L’Ukraine annule les négociations en amont du sommet UE-Russie
Le président de l’Ukraine s’est retiré des négociations sur le prix du gaz avec le dirigeant russe Vladimir Poutine à la dernière minute mardi (18 décembre), ce qui soulève des préoccupations quant à la fiabilité de l’approvisionnement vers l’Europe avant le sommet UE-Russie.
Le président de l’Ukraine s’est retiré des négociations sur le prix du gaz avec le dirigeant russe Vladimir Poutine à la dernière minute mardi (18 décembre), ce qui soulève des préoccupations quant à la fiabilité de l’approvisionnement vers l’Europe avant le sommet UE-Russie.
Ce report rappelle les conflits entre les deux pays qui ont entraîné la réduction de l'approvisionnement du gaz russe en Europe à travers le réseau d'oléoducs ukrainiens en 2006 et 2009.
Viktor Ianoukovitch, dont le pays se trouve sur la route de transit du gaz russe, aurait dû rencontrer le président russe à Moscou pour tenter d'obtenir une réduction de la facture du carburant en Ukraine.
Youri Ushakov, conseiller en politique étrangère du Kremlin, a annoncé que M. Ianoukovitch avait reporté les discussions, car davantage de temps était nécessaire pour préparer les documents à signer.

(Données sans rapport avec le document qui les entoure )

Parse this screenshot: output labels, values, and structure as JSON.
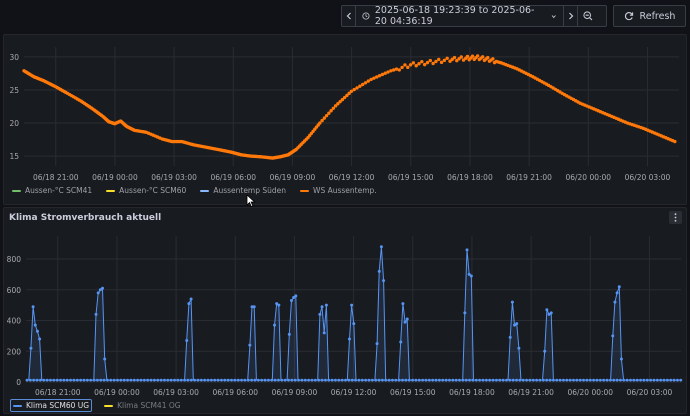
{
  "toolbar": {
    "time_range": "2025-06-18 19:23:39 to 2025-06-20 04:36:19",
    "refresh_label": "Refresh"
  },
  "panels": [
    {
      "title": "",
      "legend": [
        {
          "label": "Aussen-°C SCM41",
          "color": "#73bf69"
        },
        {
          "label": "Aussen-°C SCM60",
          "color": "#fade2a"
        },
        {
          "label": "Aussentemp Süden",
          "color": "#8ab8ff"
        },
        {
          "label": "WS Aussentemp.",
          "color": "#ff780a"
        }
      ]
    },
    {
      "title": "Klima Stromverbrauch aktuell",
      "legend": [
        {
          "label": "Klima SCM60 UG",
          "color": "#5794f2"
        },
        {
          "label": "Klima SCM41 OG",
          "color": "#fade2a"
        }
      ]
    }
  ],
  "chart_data": [
    {
      "type": "scatter",
      "title": "",
      "x_ticks": [
        "06/18 21:00",
        "06/19 00:00",
        "06/19 03:00",
        "06/19 06:00",
        "06/19 09:00",
        "06/19 12:00",
        "06/19 15:00",
        "06/19 18:00",
        "06/19 21:00",
        "06/20 00:00",
        "06/20 03:00"
      ],
      "y_ticks": [
        15,
        20,
        25,
        30
      ],
      "ylim": [
        13.5,
        31.5
      ],
      "x_unit": "hours since 2025-06-18 19:23:39",
      "xlim": [
        0,
        33.21
      ],
      "series": [
        {
          "name": "WS Aussentemp.",
          "color": "#ff780a",
          "x": [
            0,
            0.5,
            1.0,
            1.6,
            2.2,
            2.9,
            3.5,
            4.0,
            4.3,
            4.6,
            4.9,
            5.2,
            5.6,
            6.2,
            7.0,
            7.5,
            8.0,
            8.6,
            9.3,
            10.0,
            10.5,
            11.0,
            11.5,
            12.0,
            12.6,
            13.0,
            13.4,
            13.8,
            14.4,
            15.0,
            15.8,
            16.6,
            17.6,
            18.6,
            19.6,
            20.6,
            21.6,
            22.4,
            23.0,
            23.6,
            24.2,
            25.0,
            25.8,
            26.6,
            27.4,
            28.2,
            29.0,
            29.8,
            30.6,
            31.4,
            32.2,
            33.0
          ],
          "y": [
            27.9,
            27.0,
            26.4,
            25.5,
            24.5,
            23.3,
            22.1,
            21.0,
            20.2,
            19.9,
            20.3,
            19.5,
            18.9,
            18.6,
            17.6,
            17.2,
            17.2,
            16.7,
            16.3,
            15.9,
            15.6,
            15.2,
            15.0,
            14.9,
            14.7,
            14.9,
            15.2,
            16.0,
            17.8,
            20.0,
            22.6,
            24.8,
            26.6,
            27.9,
            28.8,
            29.2,
            29.6,
            29.8,
            29.9,
            29.6,
            29.1,
            28.2,
            27.0,
            25.7,
            24.3,
            23.0,
            22.0,
            21.0,
            20.0,
            19.2,
            18.2,
            17.2
          ]
        }
      ]
    },
    {
      "type": "scatter",
      "title": "Klima Stromverbrauch aktuell",
      "x_ticks": [
        "06/18 21:00",
        "06/19 00:00",
        "06/19 03:00",
        "06/19 06:00",
        "06/19 09:00",
        "06/19 12:00",
        "06/19 15:00",
        "06/19 18:00",
        "06/19 21:00",
        "06/20 00:00",
        "06/20 03:00"
      ],
      "y_ticks": [
        0,
        200,
        400,
        600,
        800
      ],
      "ylim": [
        0,
        950
      ],
      "x_unit": "hours since 2025-06-18 19:23:39",
      "xlim": [
        0,
        33.21
      ],
      "baseline": 12,
      "series": [
        {
          "name": "Klima SCM60 UG",
          "color": "#5794f2",
          "spikes": [
            {
              "x": 0.25,
              "points": [
                220,
                490,
                370,
                330,
                280
              ]
            },
            {
              "x": 3.55,
              "points": [
                440,
                580,
                600,
                610,
                150
              ]
            },
            {
              "x": 8.15,
              "points": [
                270,
                510,
                540
              ]
            },
            {
              "x": 11.35,
              "points": [
                240,
                490,
                490
              ]
            },
            {
              "x": 12.6,
              "points": [
                370,
                510,
                500
              ]
            },
            {
              "x": 13.35,
              "points": [
                310,
                530,
                550,
                560
              ]
            },
            {
              "x": 14.9,
              "points": [
                440,
                490,
                320,
                500
              ]
            },
            {
              "x": 16.4,
              "points": [
                280,
                500,
                380
              ]
            },
            {
              "x": 17.8,
              "points": [
                250,
                720,
                880,
                660
              ]
            },
            {
              "x": 19.0,
              "points": [
                260,
                510,
                390,
                410
              ]
            },
            {
              "x": 22.25,
              "points": [
                450,
                860,
                700,
                690
              ]
            },
            {
              "x": 24.55,
              "points": [
                290,
                520,
                370,
                380,
                220
              ]
            },
            {
              "x": 26.3,
              "points": [
                200,
                470,
                440,
                450
              ]
            },
            {
              "x": 29.75,
              "points": [
                300,
                520,
                580,
                620,
                150
              ]
            }
          ]
        },
        {
          "name": "Klima SCM41 OG",
          "color": "#fade2a",
          "spikes": []
        }
      ]
    }
  ]
}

« M. Ianoukovitch avait prévu de venir aujourd'hui, mais il a été décidé de reporter sa visite », a-t-il ajouté. « Il est nécessaire de mener des travaux d'expertise supplémentaires afin d'achever tous les documents que nous avions initialement prévus de signer. »

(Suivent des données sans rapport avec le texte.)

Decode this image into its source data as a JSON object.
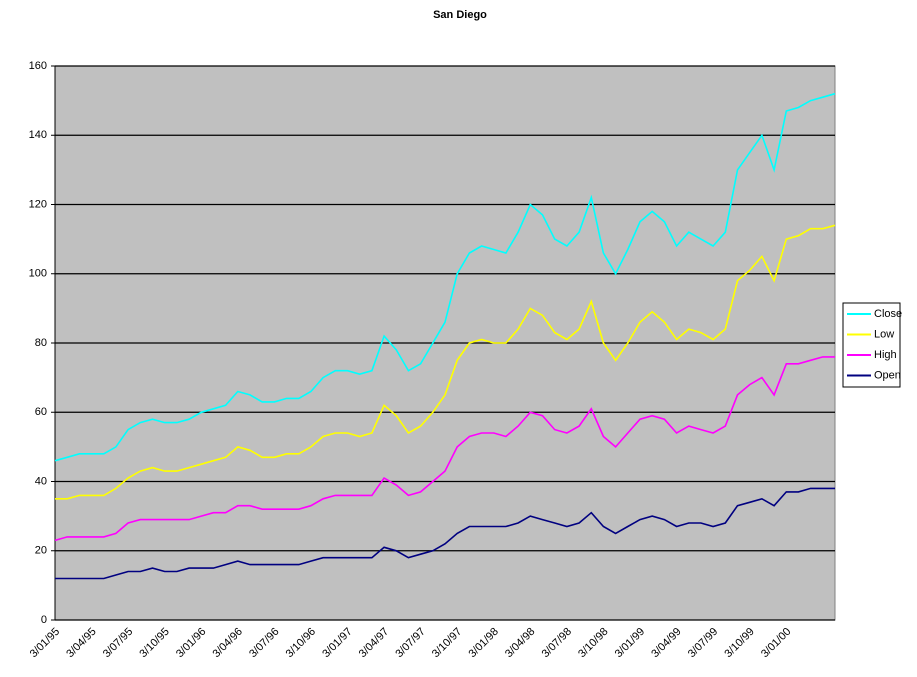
{
  "chart_data": {
    "type": "line",
    "title": "San Diego",
    "categories": [
      "3/01/95",
      null,
      null,
      "3/04/95",
      null,
      null,
      "3/07/95",
      null,
      null,
      "3/10/95",
      null,
      null,
      "3/01/96",
      null,
      null,
      "3/04/96",
      null,
      null,
      "3/07/96",
      null,
      null,
      "3/10/96",
      null,
      null,
      "3/01/97",
      null,
      null,
      "3/04/97",
      null,
      null,
      "3/07/97",
      null,
      null,
      "3/10/97",
      null,
      null,
      "3/01/98",
      null,
      null,
      "3/04/98",
      null,
      null,
      "3/07/98",
      null,
      null,
      "3/10/98",
      null,
      null,
      "3/01/99",
      null,
      null,
      "3/04/99",
      null,
      null,
      "3/07/99",
      null,
      null,
      "3/10/99",
      null,
      null,
      "3/01/00",
      null,
      null,
      null,
      null
    ],
    "series": [
      {
        "name": "Close",
        "color": "#00ffff",
        "values": [
          46,
          47,
          48,
          48,
          48,
          50,
          55,
          57,
          58,
          57,
          57,
          58,
          60,
          61,
          62,
          66,
          65,
          63,
          63,
          64,
          64,
          66,
          70,
          72,
          72,
          71,
          72,
          82,
          78,
          72,
          74,
          80,
          86,
          100,
          106,
          108,
          107,
          106,
          112,
          120,
          117,
          110,
          108,
          112,
          122,
          106,
          100,
          107,
          115,
          118,
          115,
          108,
          112,
          110,
          108,
          112,
          130,
          135,
          140,
          130,
          147,
          148,
          150,
          151,
          152
        ]
      },
      {
        "name": "Low",
        "color": "#ffff00",
        "values": [
          35,
          35,
          36,
          36,
          36,
          38,
          41,
          43,
          44,
          43,
          43,
          44,
          45,
          46,
          47,
          50,
          49,
          47,
          47,
          48,
          48,
          50,
          53,
          54,
          54,
          53,
          54,
          62,
          59,
          54,
          56,
          60,
          65,
          75,
          80,
          81,
          80,
          80,
          84,
          90,
          88,
          83,
          81,
          84,
          92,
          80,
          75,
          80,
          86,
          89,
          86,
          81,
          84,
          83,
          81,
          84,
          98,
          101,
          105,
          98,
          110,
          111,
          113,
          113,
          114
        ]
      },
      {
        "name": "High",
        "color": "#ff00ff",
        "values": [
          23,
          24,
          24,
          24,
          24,
          25,
          28,
          29,
          29,
          29,
          29,
          29,
          30,
          31,
          31,
          33,
          33,
          32,
          32,
          32,
          32,
          33,
          35,
          36,
          36,
          36,
          36,
          41,
          39,
          36,
          37,
          40,
          43,
          50,
          53,
          54,
          54,
          53,
          56,
          60,
          59,
          55,
          54,
          56,
          61,
          53,
          50,
          54,
          58,
          59,
          58,
          54,
          56,
          55,
          54,
          56,
          65,
          68,
          70,
          65,
          74,
          74,
          75,
          76,
          76
        ]
      },
      {
        "name": "Open",
        "color": "#000080",
        "values": [
          12,
          12,
          12,
          12,
          12,
          13,
          14,
          14,
          15,
          14,
          14,
          15,
          15,
          15,
          16,
          17,
          16,
          16,
          16,
          16,
          16,
          17,
          18,
          18,
          18,
          18,
          18,
          21,
          20,
          18,
          19,
          20,
          22,
          25,
          27,
          27,
          27,
          27,
          28,
          30,
          29,
          28,
          27,
          28,
          31,
          27,
          25,
          27,
          29,
          30,
          29,
          27,
          28,
          28,
          27,
          28,
          33,
          34,
          35,
          33,
          37,
          37,
          38,
          38,
          38
        ]
      }
    ],
    "ylim": [
      0,
      160
    ],
    "yticks": [
      0,
      20,
      40,
      60,
      80,
      100,
      120,
      140,
      160
    ],
    "grid": true,
    "legend": "right",
    "plot_background": "#c0c0c0"
  }
}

M. Poutine devrait rencontrer les dirigeants de l'Union européenne vendredi à Bruxelles et l'énergie devrait figurer en tête de l'ordre du jour. La « guerre du gaz » du Nouvel an ne devrait toutefois pas avoir lieu.
Les réductions de l’approvisionnement de gaz vers l'Europe en transit par l'Ukraine au cours des conflits précédents a augmenté les prix pour les deux parties. L'Europe a dû placer la sécurité énergétique à l'ordre du jour, dont la réduction des risques de transit et la diversification de l'approvisionnement en dehors de la Russie.

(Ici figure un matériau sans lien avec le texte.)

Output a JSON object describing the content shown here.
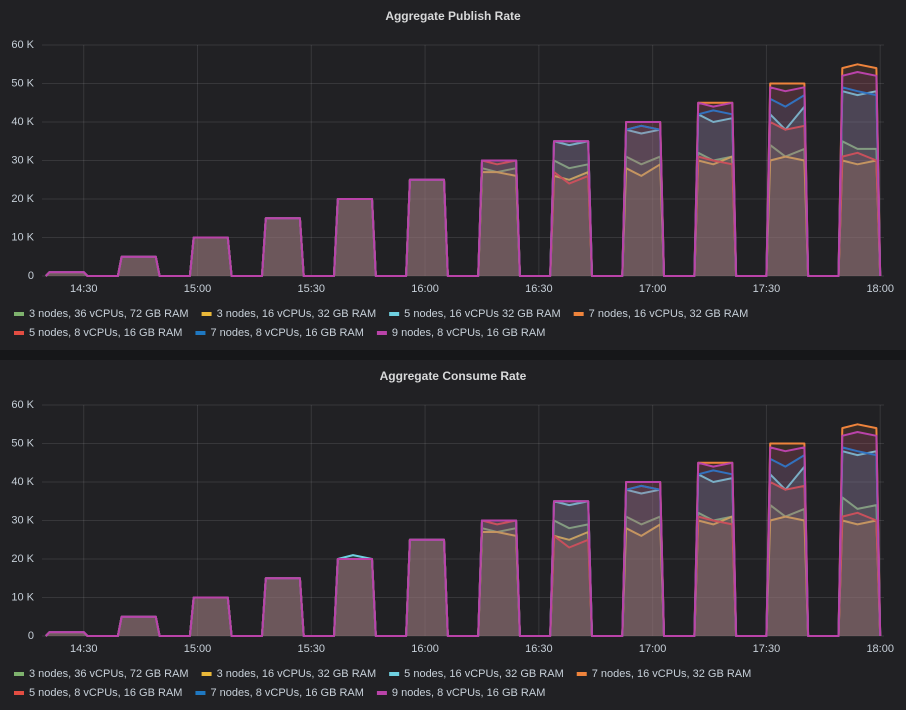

Gazprom qui détient le monopole de l'exportation de gaz russe contribue fortement au budget d'État russe. La majeure partie des recettes de ce fournisseur dépendent des exportations vers l'Europe, alors que l'Ukraine compte sur les droits de transit imposé à la Russie pour remplir les caisses de l'État.
Des clients et des concurrents ont exercé une pression sur Gazprom pour qu'il réduise son prix du gaz. Le géant russe devrait réduire les prix de contrats à long terme avec l'Europe l'année prochaine à des prix comparables au marché au comptant, selon une source de la compagnie.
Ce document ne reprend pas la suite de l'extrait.